Breakthrough

Ryan looked down at his badge. It was already faintly glowing. There was no need to ask what that signified.

They were in a death zone.

“Bubblehead over there talked about giving us water,” J.B. said, “but he didn’t mention anything about food. I think that means we’re on our own in that area.”

“Might as well hang up a sign—Abandon Hope All Ye Who Enter Here,” Mildred said.

“We cannot abandon that!” Doc stated emphatically. “Standing at the gates of hell, it is our only shield.”

The troopers started using their rifle butts to herd the milling slaves in the direction of the mine entrances. At a second checkpoint, the companions were each handed short-handled pickaxes and mesh bags for carrying ore. When all of the new slaves had been given tools, the guards retreated to the outside of the ring. There were no further instructions, and the slaves weren’t forced underground at blasterpoint. Their captors knew that thirst would do that quickly enough.

Ryan and the others filtered over to one of the mine entrances. Beside the round hole was a cut-down oil drum with the words Baron Jolt stenciled on the side. Stuffed inside the drum was a man with matted gray hair. Obviously the victim of laser manacles, he had no hands or feet.

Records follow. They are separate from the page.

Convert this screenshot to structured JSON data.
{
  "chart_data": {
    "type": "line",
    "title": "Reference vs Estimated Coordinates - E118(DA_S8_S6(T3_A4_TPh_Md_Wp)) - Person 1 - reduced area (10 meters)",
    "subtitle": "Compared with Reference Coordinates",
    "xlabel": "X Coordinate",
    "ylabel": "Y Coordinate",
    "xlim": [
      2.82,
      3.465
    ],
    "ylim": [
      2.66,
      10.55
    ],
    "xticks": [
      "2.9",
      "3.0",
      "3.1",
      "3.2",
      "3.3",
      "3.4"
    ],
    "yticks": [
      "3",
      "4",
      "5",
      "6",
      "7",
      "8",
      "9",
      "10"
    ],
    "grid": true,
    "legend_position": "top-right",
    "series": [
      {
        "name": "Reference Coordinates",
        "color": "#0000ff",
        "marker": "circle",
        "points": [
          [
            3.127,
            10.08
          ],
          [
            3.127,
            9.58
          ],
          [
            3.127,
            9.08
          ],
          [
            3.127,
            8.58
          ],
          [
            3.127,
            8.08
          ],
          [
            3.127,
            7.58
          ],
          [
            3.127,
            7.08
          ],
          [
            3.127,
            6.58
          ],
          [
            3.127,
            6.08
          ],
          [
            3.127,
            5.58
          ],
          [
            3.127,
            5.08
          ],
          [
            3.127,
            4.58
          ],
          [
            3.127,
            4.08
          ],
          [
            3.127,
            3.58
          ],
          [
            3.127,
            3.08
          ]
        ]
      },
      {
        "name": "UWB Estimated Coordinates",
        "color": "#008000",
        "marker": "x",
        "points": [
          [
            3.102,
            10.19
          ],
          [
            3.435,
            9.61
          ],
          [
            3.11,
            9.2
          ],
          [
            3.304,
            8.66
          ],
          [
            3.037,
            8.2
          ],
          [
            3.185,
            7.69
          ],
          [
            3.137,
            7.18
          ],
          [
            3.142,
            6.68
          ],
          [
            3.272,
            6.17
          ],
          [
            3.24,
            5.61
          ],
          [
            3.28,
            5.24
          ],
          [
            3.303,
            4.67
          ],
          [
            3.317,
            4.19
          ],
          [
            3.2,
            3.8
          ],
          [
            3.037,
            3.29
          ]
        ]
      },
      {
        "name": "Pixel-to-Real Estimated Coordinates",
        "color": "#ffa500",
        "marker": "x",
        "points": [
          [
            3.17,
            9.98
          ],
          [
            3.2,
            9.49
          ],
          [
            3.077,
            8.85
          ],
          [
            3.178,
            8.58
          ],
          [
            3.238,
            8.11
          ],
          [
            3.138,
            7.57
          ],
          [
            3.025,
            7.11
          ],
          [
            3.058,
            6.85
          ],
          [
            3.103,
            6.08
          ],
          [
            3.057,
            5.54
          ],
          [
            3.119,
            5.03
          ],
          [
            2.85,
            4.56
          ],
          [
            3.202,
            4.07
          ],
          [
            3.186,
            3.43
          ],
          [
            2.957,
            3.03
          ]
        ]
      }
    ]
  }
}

While the companions watched, a slave came out of the mine, walked up to the half drum, unzipped his fly, hauled out his wherewithal and proceeded to empty his bladder. The gray-haired man groaned in protest, raising his wrist stumps to keep the warm spray out of his eyes and mouth.

“Do you know who that is?” J.B. asked. “That’s Baron Doyal himself. From baron to urinal, man, talk about a tough world!”

Ryan was already circling to the other side of the entrance, where a group of slaves squatted in front of a ten-foot-long propane burner that served as a nighttime heat source. They were using two-foot lengths of stiff wire to toast small, elongated objects over the open flames.

The objects had four stumpy little legs and long tails.

Rats.

One of the slaves who was watching the others cook, a big, dirty, bearded man with spiral brands on his forehead and cheeks, slipped in from behind and deftly snatched another’s rat on a stick. There was a brief scuffle for the hot food, which its original owner quickly lost. He seemed in very bad shape and was far too weak to reclaim his meal. The stronger slave gleefully chomped down the well-browned rat, bones, crispy tail and all.

The robbed slave turned away from the barbecue and staggered back toward the mine entrance, presumably with the intent of chasing down another dinner.

Ryan did a double take as the man stumbled past. Though his face and hands covered with weeping rad sores, though he was missing hair in big patches and most of his teeth, there was no mistaking him.

“Colonel Gabhart?” Ryan said.

Chapter Ten

Dredda leaned her head forward and peered over the edge of the abyss. Striated nukeglass lined both sides of the yawning chasm. After a sheer drop of five hundred feet, the almost vertical walls began to curve together, like the folds of a glistening gray wound, one bulging over the other, forming a black crease of impenetrable shadow.

Below the crease, the bottom fell out.

Because of the way the walls overlapped, the maximum depth of the second level of the crevasse couldn’t be accurately measured by overflight sonar; certainly it was in the thousands of feet, more than enough to keep scavenging animals from reaching Kira’s corpse.

Their battlesuit helmets off, their stubble-shaved heads lowered, the ten surviving Level Four females clasped gauntlets in a mourning line along the verge of the Slake City precipice. Their dead comrade lay in a body bag at Dredda’s feet.

As Dredda looked into the plummeting abyss, she flashed back to her father’s state funeral, a miles-long procession with millions of mourners lined up to pay their last respects to the ornate armored coffin that was guarded by a full military escort—tanks, APC wags, combat troops and hovering gyro squadron. She realized that what she had felt as her father’s body rolled past the CEOs’ reviewing stand was nothing, absolutely nothing compared to the emotion she was feeling now. At the time, she actually believed that she had suffered a terrible, life shattering loss. At the time, she actually believed that she had loved her father more than she could ever love anyone. Now she knew that she had deluded herself in both cases.